Compare & Contrast III.2. OEM Paths Through the Optimisation Layers
Tesla and Fluence
To cycle or not to cycle? It is a deceptively simple choice. Each dispatch decision consumes physical life, and captures or forgoes economic value. How do you optimise?
Looking at the industry through the optimisation ‘stack’ reveals how different actors choose to structure responsibility, where they draw interface boundaries. This is not primarily a question of technology, but of architecture.
Let’s compare and contrast how two OEMs approach this.
OEMs are closest to the asset’s technology.

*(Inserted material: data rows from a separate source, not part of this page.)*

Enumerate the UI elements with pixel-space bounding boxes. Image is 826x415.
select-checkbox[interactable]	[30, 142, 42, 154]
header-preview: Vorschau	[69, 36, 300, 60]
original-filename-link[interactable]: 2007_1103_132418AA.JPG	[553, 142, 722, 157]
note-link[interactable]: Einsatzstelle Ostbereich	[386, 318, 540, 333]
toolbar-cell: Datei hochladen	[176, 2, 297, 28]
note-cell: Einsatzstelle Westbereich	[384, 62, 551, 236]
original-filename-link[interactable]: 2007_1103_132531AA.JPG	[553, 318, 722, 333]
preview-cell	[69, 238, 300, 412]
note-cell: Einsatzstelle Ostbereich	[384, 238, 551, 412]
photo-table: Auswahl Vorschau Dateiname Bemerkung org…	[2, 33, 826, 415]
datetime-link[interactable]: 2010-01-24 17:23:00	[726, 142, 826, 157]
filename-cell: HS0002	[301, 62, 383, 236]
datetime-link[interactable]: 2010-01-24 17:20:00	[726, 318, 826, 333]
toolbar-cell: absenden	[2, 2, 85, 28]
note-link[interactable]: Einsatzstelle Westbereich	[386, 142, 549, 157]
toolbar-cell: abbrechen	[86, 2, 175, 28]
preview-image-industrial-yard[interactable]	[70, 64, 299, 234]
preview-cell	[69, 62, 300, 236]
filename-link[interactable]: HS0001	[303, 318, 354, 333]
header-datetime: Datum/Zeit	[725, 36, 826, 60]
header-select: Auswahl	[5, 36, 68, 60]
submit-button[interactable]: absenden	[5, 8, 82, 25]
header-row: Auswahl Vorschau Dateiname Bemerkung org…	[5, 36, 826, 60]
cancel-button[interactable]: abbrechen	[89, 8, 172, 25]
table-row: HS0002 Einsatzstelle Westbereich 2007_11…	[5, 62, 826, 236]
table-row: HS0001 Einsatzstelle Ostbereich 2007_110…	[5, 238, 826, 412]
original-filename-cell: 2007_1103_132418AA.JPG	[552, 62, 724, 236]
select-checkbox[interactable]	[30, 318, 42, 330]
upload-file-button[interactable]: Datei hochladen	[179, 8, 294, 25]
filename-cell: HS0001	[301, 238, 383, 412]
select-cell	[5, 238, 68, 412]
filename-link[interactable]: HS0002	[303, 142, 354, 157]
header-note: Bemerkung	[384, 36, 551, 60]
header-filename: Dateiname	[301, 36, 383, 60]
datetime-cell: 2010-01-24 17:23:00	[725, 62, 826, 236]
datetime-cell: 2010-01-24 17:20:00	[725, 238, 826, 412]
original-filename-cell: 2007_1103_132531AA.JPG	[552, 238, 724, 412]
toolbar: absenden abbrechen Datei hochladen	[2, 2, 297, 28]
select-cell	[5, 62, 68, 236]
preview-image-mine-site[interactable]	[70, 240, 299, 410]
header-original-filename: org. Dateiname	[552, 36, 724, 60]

They define the operating envelopes through firmware behaviour, warranties, the hard constraints within which all higher-level decisions must live.
Tesla and Fluence offer roughly the same stack from hardware, to control, optimisation and trading, but they assemble and work it in different ways.
Tesla: The fully managed option
Autobidder is available only along with Tesla Megapacks. Tesla offers to manage the physics, economics, and governance within a single optimisation loop. Tesla hardware supports third-party optimisation and trading stacks (see comments in the last post on Tesla) but presumably the “fully managed” setup is encouraged and incentivised.
We saw previously how far Tesla extends the optimisation loop outward by becoming the party qualified to trade assets directly in the markets it enters.